The disease was barely understood when Prof. Hogg and his mentor Peter Macklem at McGill University began to work out its underlying mechanisms in the late 1960s. Following a career track that bridges an entire revolution in molecular biology, his attention has more recently shifted to using cutting edge genetic and computational techniques to identify who is likely to get COPD and to develop ways of halting the damage.

But colleagues say his most important legacy is the number of other scientist he has drawn into the field over the years, and the way he has helped to maintain enthusiasm for work on a disease that defies easy solutions.

"He's always looking for ways to make the scientific enterprise stronger," said Bruce McManus, co-director of the Institute for Heart + Lung Health in Vancouver.

COPD is not the only decades-long medical odyssey to be recognized by the Gairdner Awards this year. Three of the international awards are for discoveries relating to the Hepatitis-C virus, which initially came to light as an inexplicably high incidence of liver disease following blood transfusions.

"My focus was to improve the safety of the blood supply," said Harvey Alter, a senior investigator at the National Institutes of Health in Bethesda, Md.

Dr. Alter's work in the 1970s led to the recognition that there had to be another virus apart from Hepatitis A & B that could cause liver disease. A few years later Daniel Bradley at the U.S. Centers for Disease Control and Prevention in Atlanta, Ga., deduced the key characteristics of the Hepatitis-C virus. Finally, Michael Houghton, now a Canada Excellence Research Chair in virology at the University of Alberta in Edmonton, helped to identify the virus itself, thereby setting the stage for current efforts to develop a vaccine for Hepatitis-C.
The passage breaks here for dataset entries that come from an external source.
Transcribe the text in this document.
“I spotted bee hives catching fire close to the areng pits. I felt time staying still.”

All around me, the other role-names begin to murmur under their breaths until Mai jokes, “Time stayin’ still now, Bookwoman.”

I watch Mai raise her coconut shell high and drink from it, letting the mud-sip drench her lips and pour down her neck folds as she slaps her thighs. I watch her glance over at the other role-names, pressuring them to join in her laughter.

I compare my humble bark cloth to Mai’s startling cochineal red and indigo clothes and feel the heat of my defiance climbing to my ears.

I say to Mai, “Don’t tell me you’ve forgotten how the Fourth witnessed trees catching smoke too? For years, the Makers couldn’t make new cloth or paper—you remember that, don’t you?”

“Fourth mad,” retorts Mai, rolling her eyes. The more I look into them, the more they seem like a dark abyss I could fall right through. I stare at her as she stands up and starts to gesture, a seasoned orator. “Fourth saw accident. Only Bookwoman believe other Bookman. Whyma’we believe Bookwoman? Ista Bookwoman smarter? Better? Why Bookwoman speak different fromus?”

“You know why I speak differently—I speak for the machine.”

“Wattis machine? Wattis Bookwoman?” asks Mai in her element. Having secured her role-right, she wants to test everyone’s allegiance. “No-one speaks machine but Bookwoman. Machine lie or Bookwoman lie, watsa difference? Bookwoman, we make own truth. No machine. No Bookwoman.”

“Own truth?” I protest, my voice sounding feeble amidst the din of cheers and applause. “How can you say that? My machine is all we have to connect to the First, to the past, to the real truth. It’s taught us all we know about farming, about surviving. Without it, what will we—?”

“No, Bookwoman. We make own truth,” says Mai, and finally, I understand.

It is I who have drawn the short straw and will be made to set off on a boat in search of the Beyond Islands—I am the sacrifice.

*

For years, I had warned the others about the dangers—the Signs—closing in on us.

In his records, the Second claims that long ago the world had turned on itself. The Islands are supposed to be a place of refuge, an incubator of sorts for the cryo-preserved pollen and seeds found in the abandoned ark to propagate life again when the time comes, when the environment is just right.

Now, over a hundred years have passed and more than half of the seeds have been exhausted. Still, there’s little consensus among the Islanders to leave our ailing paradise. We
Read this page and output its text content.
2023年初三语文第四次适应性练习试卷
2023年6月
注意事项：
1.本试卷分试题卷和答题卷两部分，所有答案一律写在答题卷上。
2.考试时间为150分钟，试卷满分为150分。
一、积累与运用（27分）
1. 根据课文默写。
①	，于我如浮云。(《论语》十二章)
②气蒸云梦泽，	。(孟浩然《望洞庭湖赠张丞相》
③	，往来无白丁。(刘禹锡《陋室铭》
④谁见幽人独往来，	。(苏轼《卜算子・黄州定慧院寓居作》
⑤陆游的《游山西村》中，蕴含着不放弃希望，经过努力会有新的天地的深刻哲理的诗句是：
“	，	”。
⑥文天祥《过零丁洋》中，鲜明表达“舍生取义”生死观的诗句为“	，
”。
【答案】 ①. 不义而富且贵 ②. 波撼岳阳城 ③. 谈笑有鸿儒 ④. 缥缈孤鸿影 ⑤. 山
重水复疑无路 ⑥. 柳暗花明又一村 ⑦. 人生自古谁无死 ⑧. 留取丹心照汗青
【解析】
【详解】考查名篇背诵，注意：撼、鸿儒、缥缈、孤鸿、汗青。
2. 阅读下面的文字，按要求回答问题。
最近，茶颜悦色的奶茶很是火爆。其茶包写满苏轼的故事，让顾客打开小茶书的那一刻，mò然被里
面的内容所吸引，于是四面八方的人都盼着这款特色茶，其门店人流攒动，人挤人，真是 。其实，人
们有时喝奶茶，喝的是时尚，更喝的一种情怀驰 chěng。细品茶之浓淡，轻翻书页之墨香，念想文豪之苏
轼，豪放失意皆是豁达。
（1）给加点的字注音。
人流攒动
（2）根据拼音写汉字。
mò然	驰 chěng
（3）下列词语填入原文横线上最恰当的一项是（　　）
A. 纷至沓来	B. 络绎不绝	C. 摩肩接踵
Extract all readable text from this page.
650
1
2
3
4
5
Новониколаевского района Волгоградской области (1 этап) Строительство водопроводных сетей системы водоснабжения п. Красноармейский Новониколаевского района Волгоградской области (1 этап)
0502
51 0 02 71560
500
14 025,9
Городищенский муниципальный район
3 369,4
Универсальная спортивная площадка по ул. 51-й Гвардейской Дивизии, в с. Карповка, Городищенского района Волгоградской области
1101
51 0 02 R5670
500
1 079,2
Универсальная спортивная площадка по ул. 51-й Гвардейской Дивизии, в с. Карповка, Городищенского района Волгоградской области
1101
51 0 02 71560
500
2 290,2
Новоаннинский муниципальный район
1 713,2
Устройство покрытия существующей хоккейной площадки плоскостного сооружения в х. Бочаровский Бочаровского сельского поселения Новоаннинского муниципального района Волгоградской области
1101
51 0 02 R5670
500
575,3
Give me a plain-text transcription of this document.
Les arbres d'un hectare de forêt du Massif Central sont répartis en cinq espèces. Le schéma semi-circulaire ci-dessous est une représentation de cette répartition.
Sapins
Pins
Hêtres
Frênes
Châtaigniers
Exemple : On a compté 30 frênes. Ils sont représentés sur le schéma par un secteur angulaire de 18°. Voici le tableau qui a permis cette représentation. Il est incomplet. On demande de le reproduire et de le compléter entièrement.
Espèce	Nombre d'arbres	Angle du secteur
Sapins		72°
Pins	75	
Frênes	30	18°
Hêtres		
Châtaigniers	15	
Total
All three were named as Gairdner winners but Dr. Houghton unexpectedly declined the prize because two of his collaborators were not similarly recognized.

"I am honoured to have been a recipient", Dr. Houghton said. "However, I felt that it would be unfair of me to accept without the inclusion of two colleagues."

The question of apportioning credit when discoveries are made by groups of researchers remains a hotly debated one for many scientific prizes, up to and including the Nobels.

Foundation president John Dirks said the rules governing the awards are clear and have served the Gairdners well. "I have full confidence in our adjudication process," he said.

Other international awards winners this year include Stephen Elledge of Harvard Medical School in Boston for work on DNA repair and Sir Gregory Winter of the University of Cambridge for engineering humanized monoclonal antibodies, the process behind a number of major drugs such as Avastin.

The winner of the global health prize is King Holmes, an expert in sexually transmitted diseases including HIV at the University of Washington in Seattle.